Il avait été promis de mettre en place une commission chargée de réparer les dommages causés par le gouvernement précédent — cela n'a pas été fait. Il avait été promis de faire avancer la législation sur la clause du petit-fils — cela n'a pas été fait. Il avait été promis d'aligner les budgets des Talmudei Torah nationaux sur ceux des autres élèves en Israël — cela n'a pas été fait. Il avait été promis que le système Gafen au ministère de l'Éducation serait placé sous ma responsabilité — cela n'a pas été fait. Il avait ensuite été promis que je mettrais en place un système de transparence pour le réseau Gafen — là encore, cela n'a pas été fait. Et ainsi de suite…
Tous les articles de l'accord de coalition qui exprimaient le renforcement de l'identité juive de l'État n'ont pas été respectés. Pourtant, je n'ai pas fait tomber le bloc, je ne l'ai pas démantelé. J'ai quitté la coalition parce que je n'avais aucun intérêt à occuper un siège de vice-ministre sans pouvoir concrétiser quoi que ce soit pour lequel j'avais été élu à la Knesset. Mais même à ce moment-là, je n'ai pas fait tomber le bloc, je ne l'ai pas démantelé — même lorsque j'étais la voix décisive.
J'ai toujours dit que j'appartiens à la droite, que je suis une opposition à la droite du gouvernement. À présent, nous nous dirigeons vers des élections, et toute la question est de savoir si elles auront lieu en septembre ou en octobre. Pour ma part, les élections doivent se tenir à la date prévue ou à la date que fixera le Premier ministre. C'est pourquoi je voterai contre la proposition de loi sur la dissolution de la Knesset présentée par l'opposition. Car j'appartiens au bloc de l'« État juif », au bloc de la droite religieux-nationale, même si ce gouvernement ne fait rien pour renforcer l'identité juive de l'État.

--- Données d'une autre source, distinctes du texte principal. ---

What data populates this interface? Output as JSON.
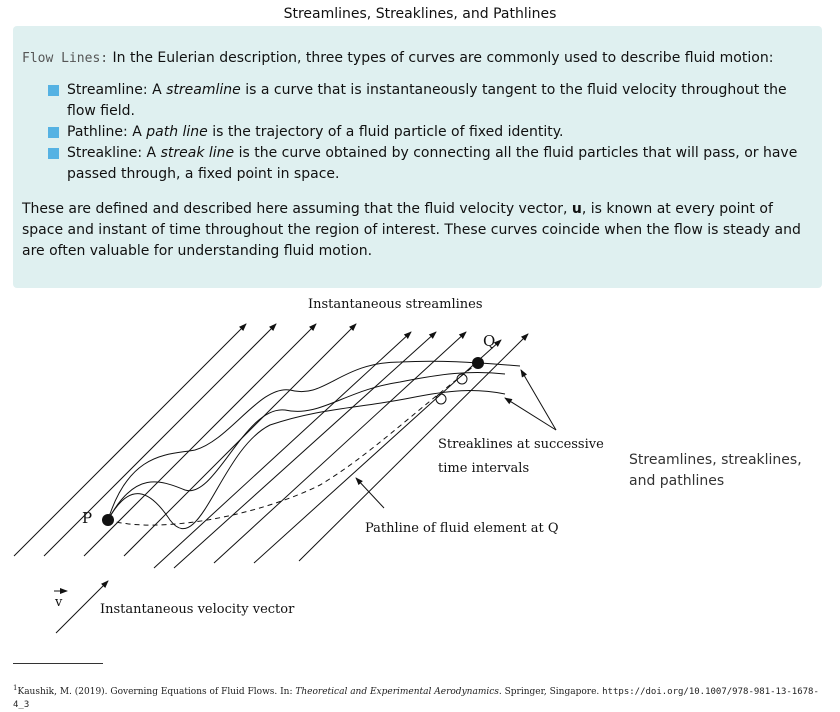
{
  "page": {
    "title": "Streamlines, Streaklines, and Pathlines"
  },
  "callout": {
    "lead_tag": "Flow Lines:",
    "lead_text": " In the Eulerian description, three types of curves are commonly used to describe fluid motion:",
    "bullets": [
      {
        "term": "Streamline:",
        "pre": " A ",
        "emph": "streamline",
        "post": " is a curve that is instantaneously tangent to the fluid velocity throughout the flow field."
      },
      {
        "term": "Pathline:",
        "pre": " A ",
        "emph": "path line",
        "post": " is the trajectory of a fluid particle of fixed identity."
      },
      {
        "term": "Streakline:",
        "pre": " A ",
        "emph": "streak line",
        "post": " is the curve obtained by connecting all the fluid particles that will pass, or have passed through, a fixed point in space."
      }
    ],
    "para_pre": "These are defined and described here assuming that the fluid velocity vector, ",
    "para_vector": "u",
    "para_post": ", is known at every point of space and instant of time throughout the region of interest. These curves coincide when the flow is steady and are often valuable for understanding fluid motion."
  },
  "diagram": {
    "label_streamlines": "Instantaneous streamlines",
    "label_q": "Q",
    "label_p": "P",
    "label_streaklines_1": "Streaklines at successive",
    "label_streaklines_2": "time intervals",
    "label_pathline": "Pathline of fluid element at Q",
    "label_v": "v",
    "label_velocity": "Instantaneous velocity vector"
  },
  "caption": "Streamlines, streaklines, and pathlines",
  "footnote": {
    "marker": "1",
    "text": "Kaushik, M. (2019). Governing Equations of Fluid Flows. In: ",
    "book": "Theoretical and Experimental Aerodynamics",
    "publisher": ". Springer, Singapore. ",
    "doi": "https://doi.org/10.1007/978-981-13-1678-4_3"
  }
}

Le bloc alternatif est extrêmement dangereux pour l'identité juive de l'État et s'emploie de toutes ses forces à définir Israël comme « l'État de tous ses citoyens », comme nous l'avons vu de la manière la plus concrète et la plus terrible sous le gouvernement précédent. Celui qui votera avec l'opposition en faveur de la dissolution de la Knesset, c'est lui qui démantèle le bloc. Et celui qui menace de siéger à la prochaine Knesset avec le bloc alternatif, c'est lui aussi qui démantèle le bloc.